In order to achieve a successful SOA, most architects know that loose coupling is essential. Too bad, then, that most people can't actually define what it is, why you need it, or when you need it. So, I'm going to take a crack at clearing up the mystery.
Many sources (for example, Loosely Coupled, W3C, and WikiPedia) essentially define loose coupling as "platform agnostic". By this definition, the more different platforms and environments that can talk together, the more loosely coupled you are. If you were to take this as the definition, what you'd find is that "legacy" middlewares such as CORBA and DCE would be considered as good (if not better) for loose coupling than web services.
So, wouldn't it make sense to base an SOA on, for example, CORBA? Absolutely not - and I'm not saying this just because I'm a web services bigot (I was on the CORBA standards committees, so I'm keenly aware of the technology advantages and limitations).

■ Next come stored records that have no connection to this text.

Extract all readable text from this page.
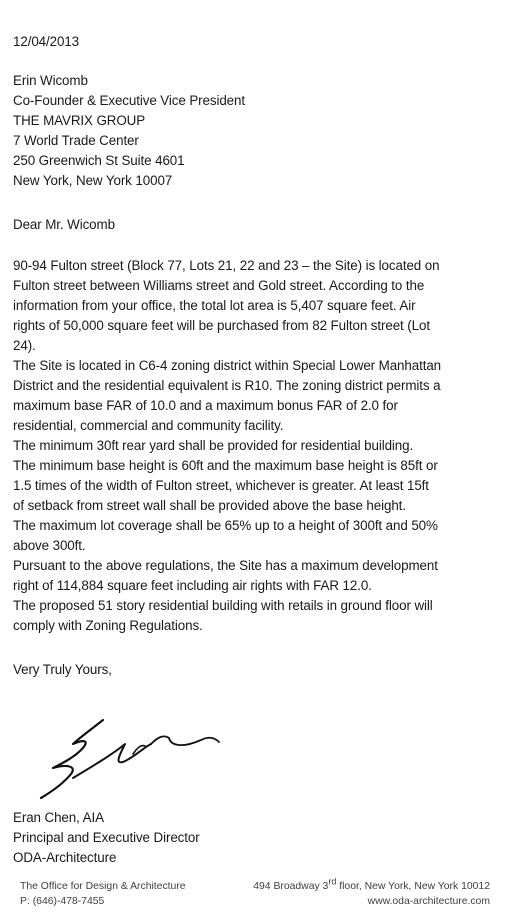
12/04/2013
Erin Wicomb
Co-Founder & Executive Vice President
THE MAVRIX GROUP
7 World Trade Center
250 Greenwich St Suite 4601
New York, New York 10007
Dear Mr. Wicomb
90-94 Fulton street (Block 77, Lots 21, 22 and 23 – the Site) is located on
Fulton street between Williams street and Gold street. According to the
information from your office, the total lot area is 5,407 square feet. Air
rights of 50,000 square feet will be purchased from 82 Fulton street (Lot
24).
The Site is located in C6-4 zoning district within Special Lower Manhattan
District and the residential equivalent is R10. The zoning district permits a
maximum base FAR of 10.0 and a maximum bonus FAR of 2.0 for
residential, commercial and community facility.
The minimum 30ft rear yard shall be provided for residential building.
The minimum base height is 60ft and the maximum base height is 85ft or
1.5 times of the width of Fulton street, whichever is greater. At least 15ft
of setback from street wall shall be provided above the base height.
The maximum lot coverage shall be 65% up to a height of 300ft and 50%
above 300ft.
Pursuant to the above regulations, the Site has a maximum development
right of 114,884 square feet including air rights with FAR 12.0.
The proposed 51 story residential building with retails in ground floor will
comply with Zoning Regulations.
Very Truly Yours,
Eran Chen, AIA
Principal and Executive Director
ODA-Architecture
The Office for Design & Architecture	494 Broadway 3rd floor, New York, New York 10012
P: (646)-478-7455	www.oda-architecture.com
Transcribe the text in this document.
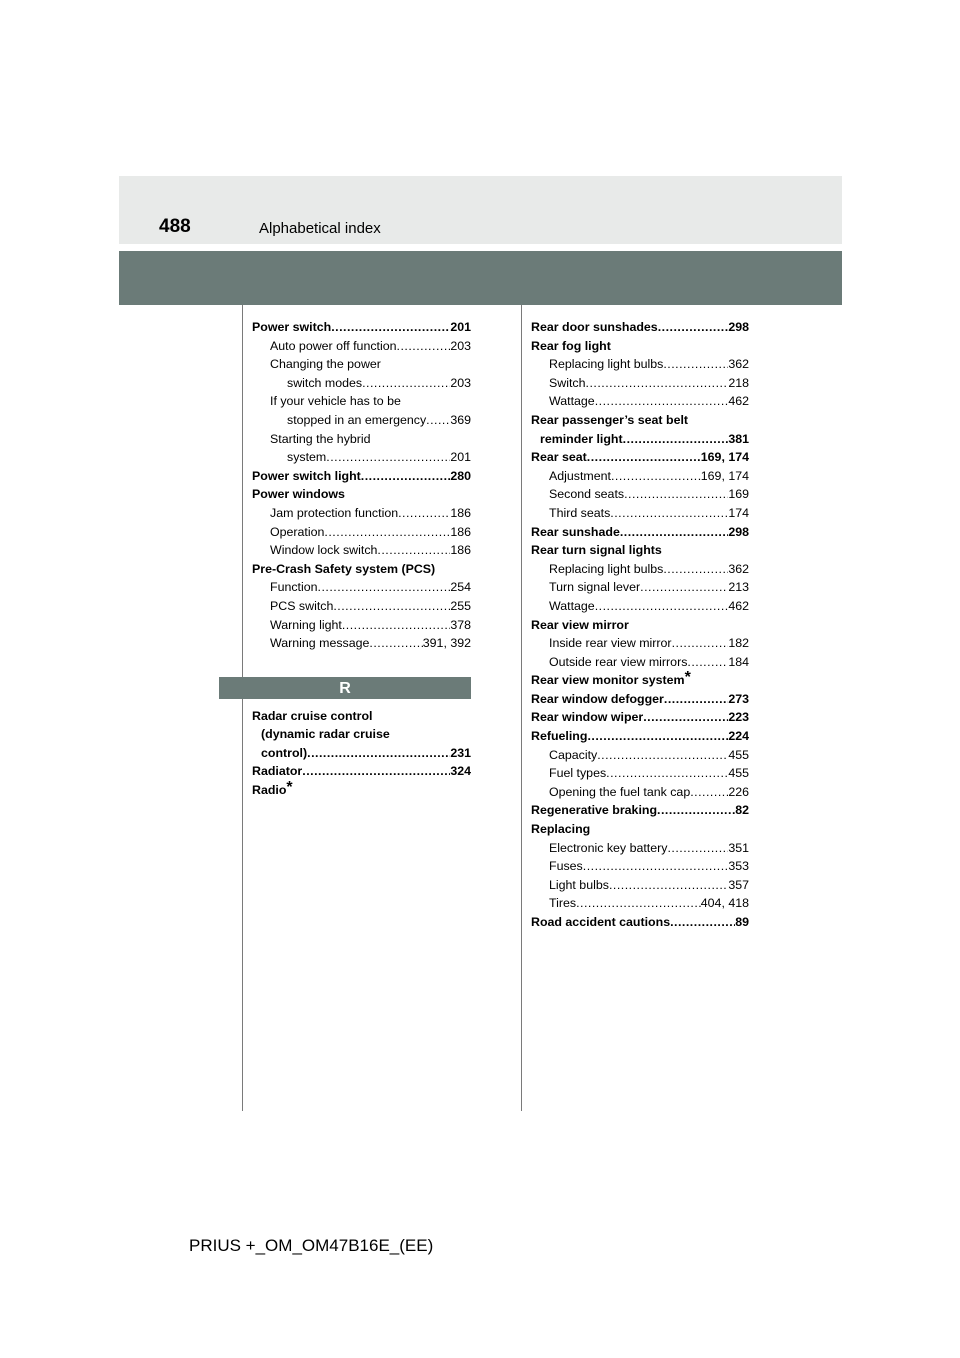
488	Alphabetical index
Power switch .....	201
Auto power off function .....	203
Changing the power
switch modes .....	203
If your vehicle has to be
stopped in an emergency ..... 369
Starting the hybrid
system .....	201
Power switch light .....	280
Power windows
Jam protection function .....	186
Operation .....	186
Window lock switch .....	186
Pre-Crash Safety system (PCS)
Function .....	254
PCS switch .....	255
Warning light .....	378
Warning message .....	391, 392
R
Radar cruise control
(dynamic radar cruise
control) .....	231
Radiator .....	324
Radio*
Rear door sunshades .....	298
Rear fog light
Replacing light bulbs .....	362
Switch .....	218
Wattage .....	462
Rear passenger’s seat belt
reminder light .....	381
Rear seat .....	169, 174
Adjustment .....	169, 174
Second seats .....	169
Third seats .....	174
Rear sunshade .....	298
Rear turn signal lights
Replacing light bulbs .....	362
Turn signal lever .....	213
Wattage .....	462
Rear view mirror
Inside rear view mirror .....	182
Outside rear view mirrors .....	184
Rear view monitor system*
Rear window defogger .....	273
Rear window wiper .....	223
Refueling .....	224
Capacity .....	455
Fuel types .....	455
Opening the fuel tank cap .....	226
Regenerative braking .....	82
Replacing
Electronic key battery .....	351
Fuses .....	353
Light bulbs .....	357
Tires .....	404, 418
Road accident cautions .....	89
PRIUS +_OM_OM47B16E_(EE)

There's a key element to loose coupling that's ignored by all of these definitions: versionability. If you can't version consumers, providers, and cross-cutting policies independent of each other, you don't have loose coupling, and you won't have a scaleable SOA. Why? The owners of consumers, providers, and policies rarely operate on the same budgets, timeframes, or schedules. You fundamentally can't change this reality so, SOA must be able to embrace it.
So, I would define loose coupling as "the state in which the impact of change (change in consumers, providers, or cross-cutting policies) is minimized across dependencies."
Given this, there are a lot of reasons why legacy middlewares (whether CORBA, RMI, EJB, or .NET remoting) can't easily provide loose coupling. While I'm not going to go into details, among the reasons are the inability to unilaterally extend the message schema without impacting dependencies, and the inability to interpose intermediaries for purposes such as zero downtime version rollover. Because of the limitations of legacy middlewares, versioning typically ends up meaning "never change the interface" (create a separate interface for subsequent versions - which experience proves is both error prone and exceedingly time consuming) or risk breaking dependencies.
Given this definition (with any luck, you might even agree with me!), it's pretty easy to define when you need it. If A depends on B (or vice versa), you need loose coupling only when A may version independently from B. That is, if A and B are versioned together, loose coupling between them is unnecessary. For lack of a better option, I use the term "unit of deployment" (a grouping of "things" which essentially deploy together): loose coupling is important across units of deployment, whereas tight coupling is fine within a unit of deployment.
So, within a unit of deployment (regardless how many tiers this encompasses), it's perfectly reasonable, and in fact often preferable, to use protocols such as EJB, RMI, or .NET remoting. But, when you're going across units of deployment, you should try to use web services, because you will be more easily able to achieve loose coupling.